How Executives Rated the AI’s Feedback
We organized their experiences into a framework called NU—measuring how Novel and Useful the feedback was. This created four quadrants:
- Zone of Validation (30%)
- Feedback matched what executives already knew.
- While reassuring, this risks complacency—the challenge is spotting subtler growth opportunities.
- Zone of Learning (55%)
- Feedback was surprising and useful, sparking new insights.
- Executives appreciated the AI’s “granular attention” (e.g., noting “that question was too aggressive”).

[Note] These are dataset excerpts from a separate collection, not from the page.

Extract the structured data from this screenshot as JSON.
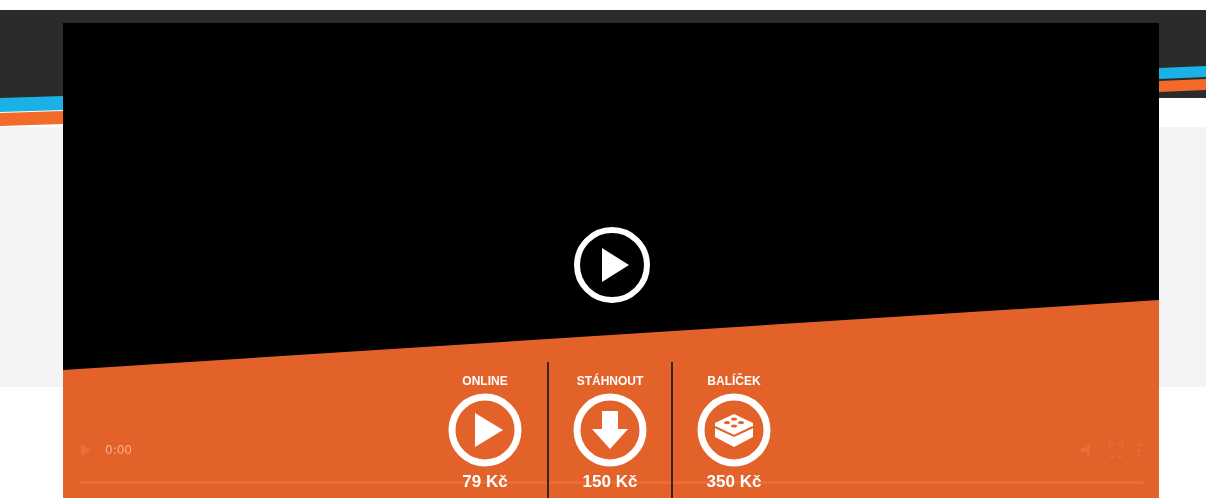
{
  "player": {
    "time": "0:00"
  },
  "options": [
    {
      "label": "ONLINE",
      "price": "79 Kč",
      "kind": "play"
    },
    {
      "label": "STÁHNOUT",
      "price": "150 Kč",
      "kind": "download"
    },
    {
      "label": "BALÍČEK",
      "price": "350 Kč",
      "kind": "package"
    }
  ]
}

- Zone of Irritation (10%)
- Feedback felt off-target or unhelpful.
- Some wanted more practical guidance. Irritation, though uncomfortable, can prompt reflection.
- Zone of Indifference (5%)
- Feedback was neither surprising nor useful.
- This suggests a need for sharper questions or clearer goals.
Limitations to Keep in Mind
- Privacy concerns: AI needs access to conversations, so data security is critical.
- Hallucinations: AI sometimes gives inaccurate feedback. Grounding prompts in frameworks (like Heron’s) helps spot these.
- Cultural/emotional gaps: AI may miss nuances, so it’s best paired with human insight.
Key Takeaways for Leaders
- Use structured frameworks (e.g., Heron’s) and ask precise questions to get actionable feedback.
- Stay open to surprises—AI might reveal blind spots you’d miss otherwise. Many found it easier to hear tough feedback from AI than humans.
- Combine AI with human perspectives for richer, more contextual insights.
- Iterate and refine: Early sessions may feel basic, but persistence leads to deeper growth.
Bonus Prompting Tips
- Ask AI to rewrite your statements in different tones (playful, assertive, etc.) to see what resonates.
- Have it flag filler words and suggest crisper alternatives.
- Role-play a conversation in one cultural context, then ask how it might differ in another—this builds adaptability.